Multiply Strings 43 (LeetCode)

Question

Given two numbers represented as strings, return multiplication of the numbers as a string.

Note:

The numbers can be arbitrarily large and are non-negative.

Converting the input string to integer is NOT allowed.
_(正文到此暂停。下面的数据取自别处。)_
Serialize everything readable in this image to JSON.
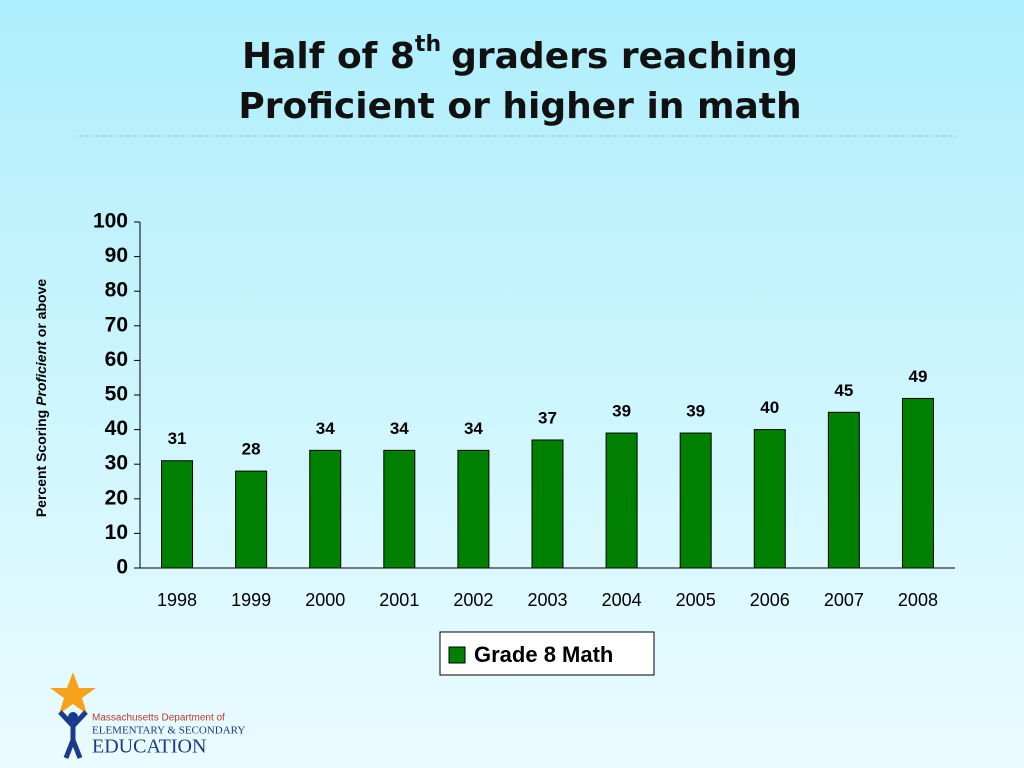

You should NOT use internal library such as BigInteger.

Solution

创建一个len1+len2长度的数组用于存放结果，str1从最后往前每次取1位(i)，和str2的每一位(j)相乘，结果存在结果数组的i+j+1位上。有几点要注意：

1. str1的一位和str2的每一位相乘后，结果要加上数组在该位上保存的之前的结果和前一位的进位

2. 最高位有可能还需要进位

3. 结果数组是按最长结果开的，从后往前填可能并没有填满，所以要找到第一个不为0的数（即将开头的0都去掉）

代码如下：

public class Solution {
    public String multiply(String num1, String num2) {
        if(num1 == null || num2 == null || num1.length() == 0 || num2.length() == 0){
            return "";
        }

        if(num1.equals("0") || num2.equals("0")){
            return "0";
        }

        int len1 = num1.length();
        int len2 = num2.length();
        int len3 = len1 + len2;
        int[] num = new int[len3];
        int i, j, product, carrier;
        for(i = len1 - 1; i >= 0; i--){
            product = 0;
            carrier = 0;
            for(j = len2 - 1; j >= 0; j--){
            //str1的一位和str2的每一位相乘，结果加上数组在该位之前的结果，再加上前一位的进位
                product = carrier + num[i + j + 1] + Character.getNumericValue(num1.charAt(i)) * Character.getNumericValue(num2.charAt(j));
                carrier = product / 10;
                num[i + j + 1] = product % 10;
            }
            //考虑最高位还有进位
            num[i + j + 1] = carrier;
        }

        StringBuilder sb = new StringBuilder();
        i = 0;
        while(i < len3 - 1 && num[i] == 0){
            i++;
        }
        while(i < len3){
            sb.append(num[i++]);
        }

        return sb.toString();
    }
}